IDans les camps de réfugiés de Colombie, les enfants jouent des histoires tirées de leurs expériences réelles. Ce sont des jeux de poursuite et de mort subite.

"La mort est en liberté, et si elle demande à l'un de vous où je suis, dites-lui : 'Je ne le connais pas'", déclare Yorman Antonio Camacho, 13 ans, jouant le rôle du héros d'une pièce de théâtre. Panquemao", qui se traduit par "pain brûlé".
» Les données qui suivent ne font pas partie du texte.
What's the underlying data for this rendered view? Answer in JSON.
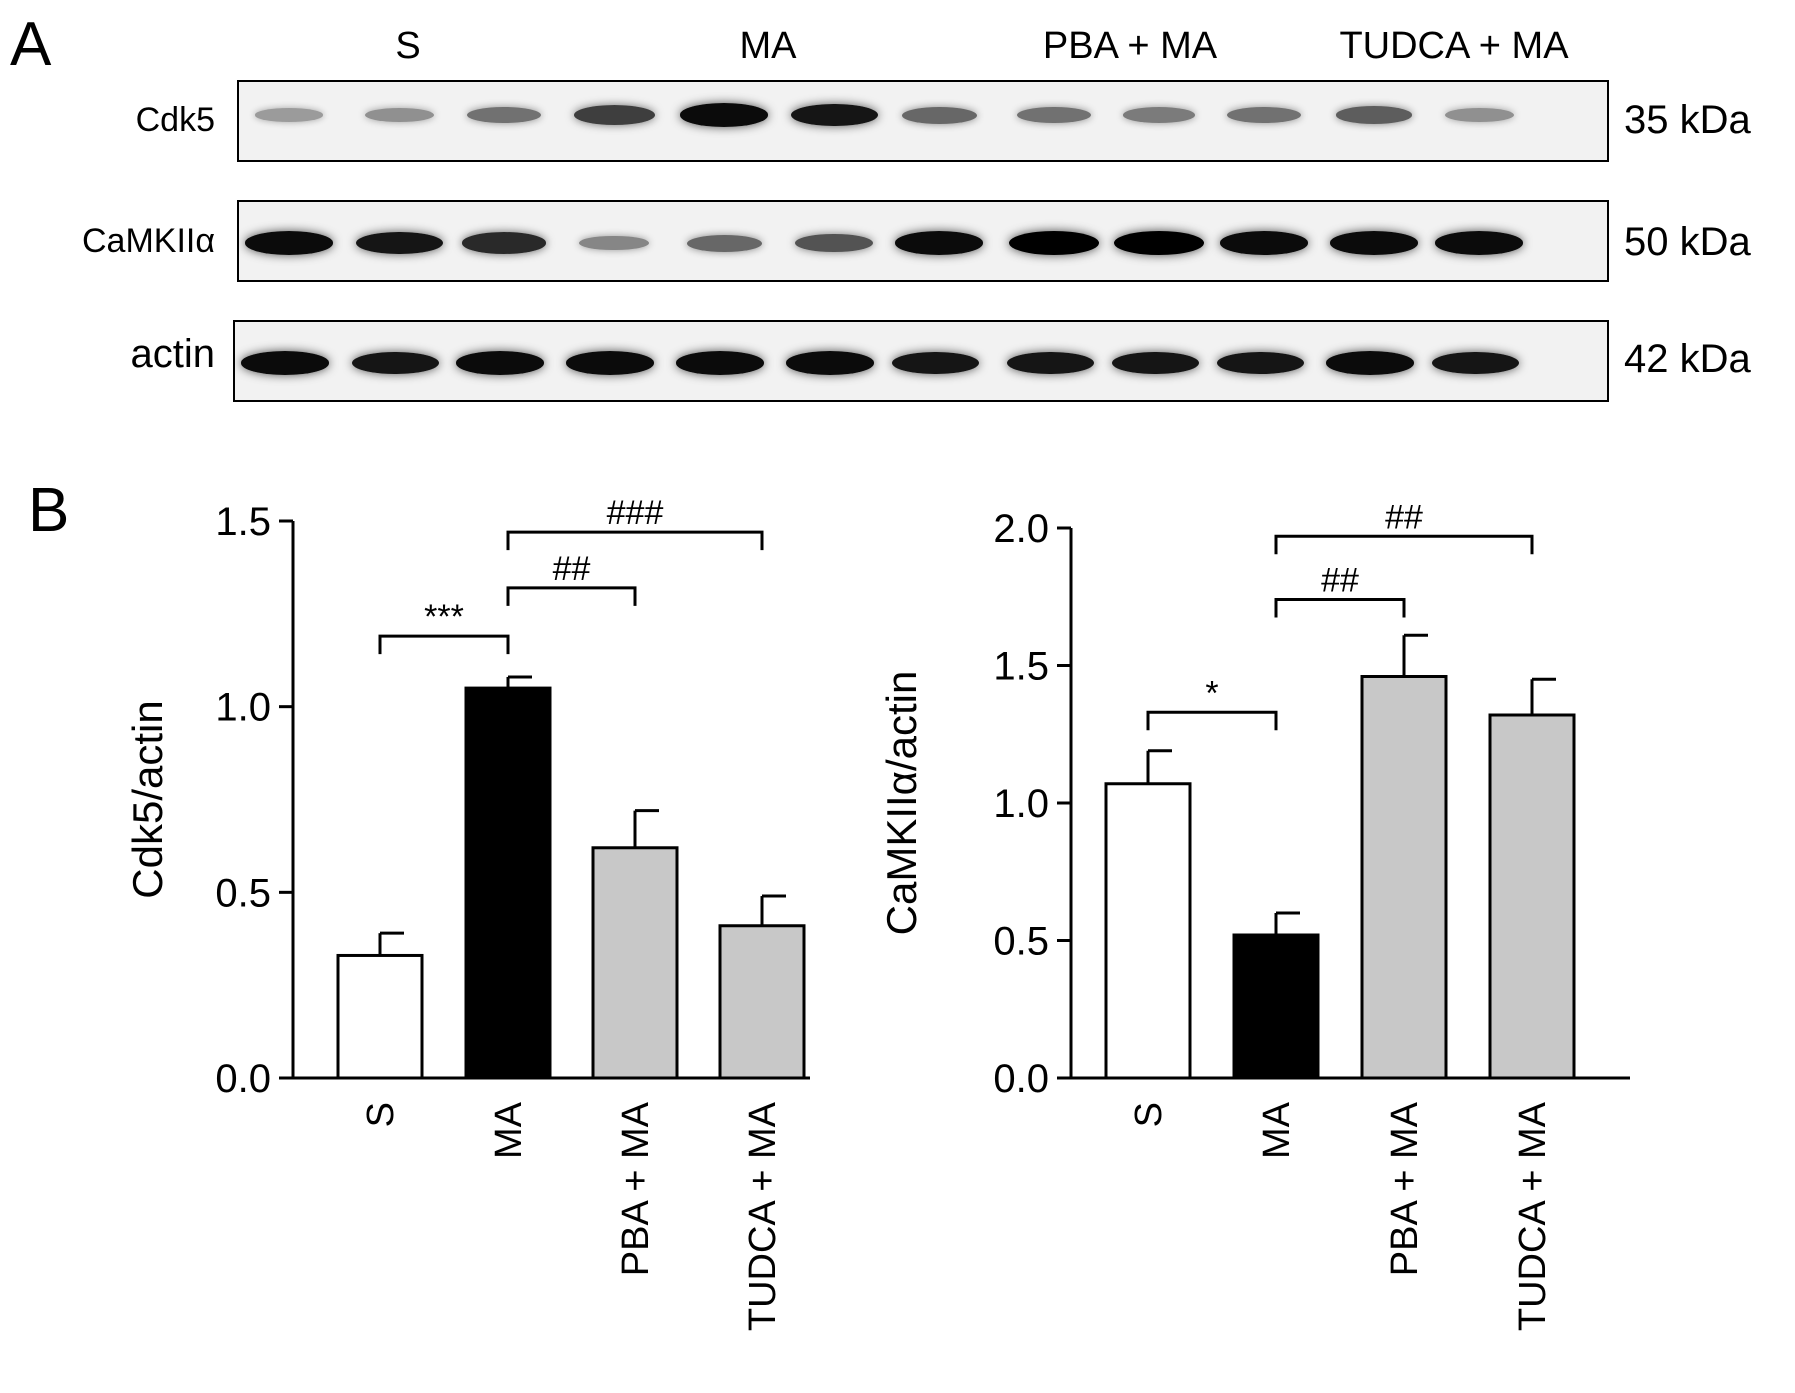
{
  "panel_a": {
    "letter": "A",
    "groups": [
      "S",
      "MA",
      "PBA + MA",
      "TUDCA + MA"
    ],
    "rows": [
      {
        "label": "Cdk5",
        "kda": "35 kDa",
        "band_intensity": [
          0.25,
          0.3,
          0.45,
          0.7,
          0.95,
          0.9,
          0.5,
          0.45,
          0.4,
          0.45,
          0.55,
          0.3
        ]
      },
      {
        "label": "CaMKIIα",
        "kda": "50 kDa",
        "band_intensity": [
          0.95,
          0.9,
          0.8,
          0.35,
          0.5,
          0.6,
          0.95,
          1.0,
          1.0,
          0.95,
          0.95,
          0.95
        ]
      },
      {
        "label": "actin",
        "kda": "42 kDa",
        "band_intensity": [
          0.95,
          0.9,
          0.95,
          0.95,
          0.95,
          0.95,
          0.9,
          0.9,
          0.9,
          0.9,
          0.95,
          0.9
        ]
      }
    ]
  },
  "panel_b": {
    "letter": "B"
  },
  "chart_data": [
    {
      "type": "bar",
      "categories": [
        "S",
        "MA",
        "PBA + MA",
        "TUDCA + MA"
      ],
      "values": [
        0.33,
        1.05,
        0.62,
        0.41
      ],
      "errors": [
        0.06,
        0.03,
        0.1,
        0.08
      ],
      "colors": [
        "#ffffff",
        "#000000",
        "#c8c8c8",
        "#c8c8c8"
      ],
      "ylabel": "Cdk5/actin",
      "ylim": [
        0,
        1.5
      ],
      "yticks": [
        "0.0",
        "0.5",
        "1.0",
        "1.5"
      ],
      "ytick_values": [
        0,
        0.5,
        1.0,
        1.5
      ],
      "annotations": [
        {
          "from": 0,
          "to": 1,
          "text": "***",
          "level": 1.19
        },
        {
          "from": 1,
          "to": 2,
          "text": "##",
          "level": 1.32
        },
        {
          "from": 1,
          "to": 3,
          "text": "###",
          "level": 1.47
        }
      ]
    },
    {
      "type": "bar",
      "categories": [
        "S",
        "MA",
        "PBA + MA",
        "TUDCA + MA"
      ],
      "values": [
        1.07,
        0.52,
        1.46,
        1.32
      ],
      "errors": [
        0.12,
        0.08,
        0.15,
        0.13
      ],
      "colors": [
        "#ffffff",
        "#000000",
        "#c8c8c8",
        "#c8c8c8"
      ],
      "ylabel": "CaMKIIα/actin",
      "ylim": [
        0,
        2.0
      ],
      "yticks": [
        "0.0",
        "0.5",
        "1.0",
        "1.5",
        "2.0"
      ],
      "ytick_values": [
        0,
        0.5,
        1.0,
        1.5,
        2.0
      ],
      "annotations": [
        {
          "from": 0,
          "to": 1,
          "text": "*",
          "level": 1.33
        },
        {
          "from": 1,
          "to": 2,
          "text": "##",
          "level": 1.74
        },
        {
          "from": 1,
          "to": 3,
          "text": "##",
          "level": 1.97
        }
      ]
    }
  ]
}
Dans cette pièce, "Panquemao" est tué trois fois, mais récupère sa vie en retournant intelligemment les cartes magiques. Sa première mort survient lorsqu'il parle à tort et à travers et est tué par des paramilitaires. "Panquemao" sort une carte porte-bonheur et la Mort – vêtue d'un treillis militaire et d'un masque blanc – cède et le laisse vivre.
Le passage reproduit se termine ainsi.